Die Basisgewerkschaft Si Cobas, die sich dieses Falles annahm, organisierte am vergangenen Samstag einen Streik in der Via Carcerina, um auf diese Missstände aufmerksam zu machen:

„Nachdem sie jahrelang 12 Stunden am Tag gearbeitet haben, ohne Ruhetag, ohne Urlaub, ohne Lohnfortzahlung im Krankheitsfall, ohne Rechte, haben sie sich am Ostermontag, einem Feiertag, geweigert zu arbeiten, und ihr Chef hat sie alle mit einer WhatsApp-Nachricht entlassen“, so Si Cobas-Gewerkschafter von Florenz und Prato. Selbst die Gewerkschafterinnen und Gewerkschafter von Si Cobas, die sich immer wieder mit solchen und ähnlichen Fällen der Textilindustrie konfrontiert sehen und sich mit dem Thema tagtäglich auseinandersetzen müssen, können nicht klar und eindeutig die Firma, in der sich diese Vorfälle abgespielt haben, benennen.

Firmenname wechselt, die Ausbeutung bleibt

„Im Laufe der Jahre hat sich hinter verschiedenen Namen und Mehrwertsteuernummern immer derselbe Unternehmer versteckt“, so Si Cobas. Die Firmennamen hätten gewechselt, da sich die Firma immer wieder neugegründet hätte, um Steuern und Abgaben an den Staat zu umgehen.
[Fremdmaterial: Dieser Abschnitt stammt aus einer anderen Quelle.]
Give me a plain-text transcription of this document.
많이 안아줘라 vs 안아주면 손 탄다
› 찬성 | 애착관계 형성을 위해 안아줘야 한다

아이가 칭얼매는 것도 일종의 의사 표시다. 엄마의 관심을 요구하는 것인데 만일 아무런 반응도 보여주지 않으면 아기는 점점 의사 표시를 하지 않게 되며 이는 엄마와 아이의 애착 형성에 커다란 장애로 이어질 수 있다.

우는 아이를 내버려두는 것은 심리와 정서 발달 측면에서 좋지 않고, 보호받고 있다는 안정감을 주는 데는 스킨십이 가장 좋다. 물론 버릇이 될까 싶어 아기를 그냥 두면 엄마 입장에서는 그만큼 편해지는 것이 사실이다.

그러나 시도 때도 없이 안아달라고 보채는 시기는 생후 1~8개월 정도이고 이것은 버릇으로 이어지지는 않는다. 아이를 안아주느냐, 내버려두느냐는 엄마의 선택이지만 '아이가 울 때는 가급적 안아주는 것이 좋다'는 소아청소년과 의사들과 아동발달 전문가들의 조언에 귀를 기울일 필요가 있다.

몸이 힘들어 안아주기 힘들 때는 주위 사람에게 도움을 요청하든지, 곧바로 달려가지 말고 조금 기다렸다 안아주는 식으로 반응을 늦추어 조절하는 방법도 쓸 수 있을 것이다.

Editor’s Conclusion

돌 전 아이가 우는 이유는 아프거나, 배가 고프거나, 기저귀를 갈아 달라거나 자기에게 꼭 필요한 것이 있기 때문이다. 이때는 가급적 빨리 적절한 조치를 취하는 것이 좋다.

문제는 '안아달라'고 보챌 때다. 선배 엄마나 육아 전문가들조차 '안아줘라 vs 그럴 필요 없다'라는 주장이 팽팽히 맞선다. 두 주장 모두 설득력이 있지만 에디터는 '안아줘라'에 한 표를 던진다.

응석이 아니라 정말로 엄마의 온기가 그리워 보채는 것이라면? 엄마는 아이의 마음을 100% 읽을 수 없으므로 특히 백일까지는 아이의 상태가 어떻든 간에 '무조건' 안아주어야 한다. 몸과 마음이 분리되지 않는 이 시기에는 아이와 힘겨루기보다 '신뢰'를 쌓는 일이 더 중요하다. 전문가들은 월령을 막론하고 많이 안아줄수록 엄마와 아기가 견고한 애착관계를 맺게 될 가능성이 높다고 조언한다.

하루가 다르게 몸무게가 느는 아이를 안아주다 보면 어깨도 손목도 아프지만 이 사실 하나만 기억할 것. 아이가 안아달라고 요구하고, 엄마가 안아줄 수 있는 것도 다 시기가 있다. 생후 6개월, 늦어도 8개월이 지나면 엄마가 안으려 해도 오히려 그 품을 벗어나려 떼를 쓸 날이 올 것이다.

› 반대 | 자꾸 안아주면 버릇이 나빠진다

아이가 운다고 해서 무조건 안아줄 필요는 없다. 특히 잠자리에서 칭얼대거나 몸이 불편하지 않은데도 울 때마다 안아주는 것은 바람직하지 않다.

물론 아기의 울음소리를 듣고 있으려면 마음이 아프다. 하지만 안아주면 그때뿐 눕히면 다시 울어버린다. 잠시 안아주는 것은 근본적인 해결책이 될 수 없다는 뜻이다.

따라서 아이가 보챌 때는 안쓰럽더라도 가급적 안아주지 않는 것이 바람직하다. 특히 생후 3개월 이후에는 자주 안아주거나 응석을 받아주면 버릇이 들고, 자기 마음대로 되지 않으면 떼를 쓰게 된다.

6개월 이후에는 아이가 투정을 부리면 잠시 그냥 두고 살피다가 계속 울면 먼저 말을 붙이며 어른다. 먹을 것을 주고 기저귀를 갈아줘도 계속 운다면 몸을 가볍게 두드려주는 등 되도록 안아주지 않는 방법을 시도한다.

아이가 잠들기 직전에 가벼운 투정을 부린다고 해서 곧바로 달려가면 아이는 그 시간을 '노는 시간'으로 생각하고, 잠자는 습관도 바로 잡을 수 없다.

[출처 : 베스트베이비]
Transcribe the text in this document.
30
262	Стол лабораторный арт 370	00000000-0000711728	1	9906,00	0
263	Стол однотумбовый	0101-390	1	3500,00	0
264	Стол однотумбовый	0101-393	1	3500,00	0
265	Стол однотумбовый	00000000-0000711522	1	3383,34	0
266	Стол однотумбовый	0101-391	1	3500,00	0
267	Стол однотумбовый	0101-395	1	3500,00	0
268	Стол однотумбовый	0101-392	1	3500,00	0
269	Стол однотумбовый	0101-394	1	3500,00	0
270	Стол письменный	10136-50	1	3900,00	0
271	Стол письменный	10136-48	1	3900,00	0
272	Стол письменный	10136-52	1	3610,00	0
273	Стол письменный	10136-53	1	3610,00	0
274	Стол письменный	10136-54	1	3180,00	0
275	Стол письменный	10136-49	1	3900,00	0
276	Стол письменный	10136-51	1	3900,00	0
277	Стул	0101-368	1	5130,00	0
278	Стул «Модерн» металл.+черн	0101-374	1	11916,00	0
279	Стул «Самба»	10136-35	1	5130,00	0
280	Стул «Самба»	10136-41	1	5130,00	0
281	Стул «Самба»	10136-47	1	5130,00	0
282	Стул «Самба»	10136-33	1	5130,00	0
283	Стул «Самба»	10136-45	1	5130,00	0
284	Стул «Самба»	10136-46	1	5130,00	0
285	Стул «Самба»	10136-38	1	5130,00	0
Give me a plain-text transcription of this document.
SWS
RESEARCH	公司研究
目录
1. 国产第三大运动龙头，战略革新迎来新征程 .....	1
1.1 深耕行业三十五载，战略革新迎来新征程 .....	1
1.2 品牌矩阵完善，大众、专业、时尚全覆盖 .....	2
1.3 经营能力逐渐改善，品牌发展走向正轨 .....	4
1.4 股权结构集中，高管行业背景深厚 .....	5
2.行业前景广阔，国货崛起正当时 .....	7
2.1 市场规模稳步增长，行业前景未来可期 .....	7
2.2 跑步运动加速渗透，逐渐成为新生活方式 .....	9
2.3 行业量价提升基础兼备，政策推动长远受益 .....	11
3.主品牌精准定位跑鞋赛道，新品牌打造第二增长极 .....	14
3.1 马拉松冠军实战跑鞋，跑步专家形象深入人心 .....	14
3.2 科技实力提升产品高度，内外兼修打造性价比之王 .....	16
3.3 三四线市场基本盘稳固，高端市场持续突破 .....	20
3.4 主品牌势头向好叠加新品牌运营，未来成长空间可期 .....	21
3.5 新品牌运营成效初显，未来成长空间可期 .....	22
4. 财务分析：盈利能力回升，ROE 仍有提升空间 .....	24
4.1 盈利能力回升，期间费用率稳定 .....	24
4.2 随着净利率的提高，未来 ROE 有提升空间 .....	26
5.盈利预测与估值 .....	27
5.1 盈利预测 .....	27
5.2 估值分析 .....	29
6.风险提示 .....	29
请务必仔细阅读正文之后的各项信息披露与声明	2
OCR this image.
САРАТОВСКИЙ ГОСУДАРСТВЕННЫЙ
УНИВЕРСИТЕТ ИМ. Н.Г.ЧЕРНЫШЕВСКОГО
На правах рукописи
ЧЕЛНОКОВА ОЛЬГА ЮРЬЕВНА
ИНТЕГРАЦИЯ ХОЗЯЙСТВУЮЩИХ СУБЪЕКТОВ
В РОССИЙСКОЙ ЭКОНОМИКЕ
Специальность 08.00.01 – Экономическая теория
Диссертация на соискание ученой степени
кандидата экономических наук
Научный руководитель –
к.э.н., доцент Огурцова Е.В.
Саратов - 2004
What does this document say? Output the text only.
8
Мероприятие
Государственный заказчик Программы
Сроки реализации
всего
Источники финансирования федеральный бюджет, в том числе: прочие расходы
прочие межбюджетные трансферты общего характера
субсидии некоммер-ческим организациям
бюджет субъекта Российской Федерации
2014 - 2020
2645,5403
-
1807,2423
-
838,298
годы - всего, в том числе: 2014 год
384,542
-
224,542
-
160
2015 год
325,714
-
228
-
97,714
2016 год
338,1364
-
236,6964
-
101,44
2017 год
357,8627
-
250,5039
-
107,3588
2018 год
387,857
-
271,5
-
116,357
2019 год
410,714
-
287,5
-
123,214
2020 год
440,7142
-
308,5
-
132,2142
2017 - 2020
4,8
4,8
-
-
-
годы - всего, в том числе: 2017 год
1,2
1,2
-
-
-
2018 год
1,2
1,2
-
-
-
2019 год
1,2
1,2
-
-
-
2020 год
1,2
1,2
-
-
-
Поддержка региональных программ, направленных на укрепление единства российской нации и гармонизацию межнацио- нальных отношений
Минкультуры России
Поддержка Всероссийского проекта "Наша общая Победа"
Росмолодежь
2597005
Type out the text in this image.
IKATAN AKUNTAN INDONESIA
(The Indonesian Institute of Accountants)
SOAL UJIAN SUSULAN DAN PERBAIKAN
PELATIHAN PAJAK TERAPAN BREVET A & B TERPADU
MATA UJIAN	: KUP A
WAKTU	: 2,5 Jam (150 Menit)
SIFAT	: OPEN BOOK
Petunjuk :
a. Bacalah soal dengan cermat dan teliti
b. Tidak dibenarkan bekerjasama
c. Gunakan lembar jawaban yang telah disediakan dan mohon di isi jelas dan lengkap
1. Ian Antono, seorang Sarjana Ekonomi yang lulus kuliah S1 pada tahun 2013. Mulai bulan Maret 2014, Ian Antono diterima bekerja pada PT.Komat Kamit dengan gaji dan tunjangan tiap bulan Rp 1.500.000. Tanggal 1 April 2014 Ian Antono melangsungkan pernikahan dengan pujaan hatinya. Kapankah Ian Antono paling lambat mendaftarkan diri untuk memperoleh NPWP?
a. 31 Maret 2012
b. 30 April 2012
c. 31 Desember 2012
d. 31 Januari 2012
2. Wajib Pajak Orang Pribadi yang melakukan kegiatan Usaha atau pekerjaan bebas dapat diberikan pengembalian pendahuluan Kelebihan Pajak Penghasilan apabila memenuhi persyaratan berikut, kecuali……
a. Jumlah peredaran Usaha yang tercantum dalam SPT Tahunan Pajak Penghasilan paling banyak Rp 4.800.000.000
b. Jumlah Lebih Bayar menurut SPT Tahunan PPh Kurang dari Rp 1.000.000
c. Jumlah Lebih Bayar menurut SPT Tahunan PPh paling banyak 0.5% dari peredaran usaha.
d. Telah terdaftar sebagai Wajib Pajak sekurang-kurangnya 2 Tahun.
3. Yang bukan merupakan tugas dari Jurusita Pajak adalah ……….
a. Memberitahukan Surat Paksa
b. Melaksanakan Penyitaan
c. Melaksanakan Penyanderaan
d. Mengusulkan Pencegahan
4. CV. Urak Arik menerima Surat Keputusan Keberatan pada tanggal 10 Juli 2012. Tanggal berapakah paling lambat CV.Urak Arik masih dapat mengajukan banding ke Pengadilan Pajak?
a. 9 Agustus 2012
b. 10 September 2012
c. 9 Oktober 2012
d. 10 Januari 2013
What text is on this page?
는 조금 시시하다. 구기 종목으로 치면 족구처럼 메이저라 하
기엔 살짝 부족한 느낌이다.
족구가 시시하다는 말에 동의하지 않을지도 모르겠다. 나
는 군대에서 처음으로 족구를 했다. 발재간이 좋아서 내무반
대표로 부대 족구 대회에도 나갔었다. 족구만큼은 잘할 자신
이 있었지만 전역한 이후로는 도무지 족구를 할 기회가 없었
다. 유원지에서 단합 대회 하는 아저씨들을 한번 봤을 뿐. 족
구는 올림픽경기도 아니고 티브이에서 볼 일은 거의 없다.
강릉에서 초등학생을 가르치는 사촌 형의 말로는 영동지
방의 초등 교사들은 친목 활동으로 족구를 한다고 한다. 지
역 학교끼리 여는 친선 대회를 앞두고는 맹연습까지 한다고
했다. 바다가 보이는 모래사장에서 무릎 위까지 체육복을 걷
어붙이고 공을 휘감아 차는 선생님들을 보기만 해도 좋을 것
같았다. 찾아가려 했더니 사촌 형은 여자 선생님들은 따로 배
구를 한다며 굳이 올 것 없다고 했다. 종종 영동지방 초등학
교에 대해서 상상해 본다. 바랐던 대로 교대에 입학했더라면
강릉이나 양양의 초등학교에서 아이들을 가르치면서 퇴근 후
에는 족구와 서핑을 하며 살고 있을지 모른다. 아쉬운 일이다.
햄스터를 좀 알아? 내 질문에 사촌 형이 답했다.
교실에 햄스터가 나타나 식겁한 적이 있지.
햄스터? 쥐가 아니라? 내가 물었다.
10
Die Arbeiterinnen und Arbeiter desselben Werks stünden demnach bei verschiedenen Firmen unter Vertrag: „Heute gibt es in demselben Werk Arbeiter, die formell bei verschiedenen Unternehmen beschäftigt sind: Feng Shouqing und Hu Qingong“. Die Arbeitsverträge indes seien nichts wert, da „einige seit drei Jahren mit befristeten Verträgen Teilzeit mit 20 oder 30 Stunden pro Woche, arbeiten“, während in Wirklichkeit „84 Wochenstunden“ geleistet würden für einen Lohn, der sich auf 500 bis 1300 Euro beläuft. Si Cobas betont, dass es sich hier um ein hauseigenes Problem handelt: „Es ist nicht Bangladesch, sondern Campi Bisenzio in der Provinz Florenz, wo sich das Textilviertel Prato mit seiner Superausbeutung befindet.“

Obwohl sich die Politik in den meisten Fällen von Ausbeutung am Arbeitsplatz in Prato und Umgebung raushält, erschien bei dem Streik am Samstag auch der Bürgermeister von Campi Bisenzio, Emiliano Fossi (PD – Partito Democratico), der den Arbeitern seine Solidarität zusicherte und die Situation ausnutzte, um sich ein wenig Reichweite zu erschleichen. Das Schicksal der pakistanischen Arbeiter ist trotz medialer Aufmerksamkeit also noch unklar – der PD ist seit Jahren bekannt dafür, jegliche Form des von Konzernen forcierten Sozialabbaues und der Entrechtung nicht nur mitzutragen, sondern auch selbst zu forcieren. Im Gegensatz dazu war es die basisgewerkschaftliche Organisierung der Arbeiter, die dazu verhalf, dass der Fall an die Öffentlichkeit gelangte. Es zeigt sich wie in so vielen anderen Fällen auch hier, dass nur der gemeinsame und organisierte Kampf gegen die immer dreister werdende Willkür der Unternehmer und Konzernherren etwas auszurichten vermag.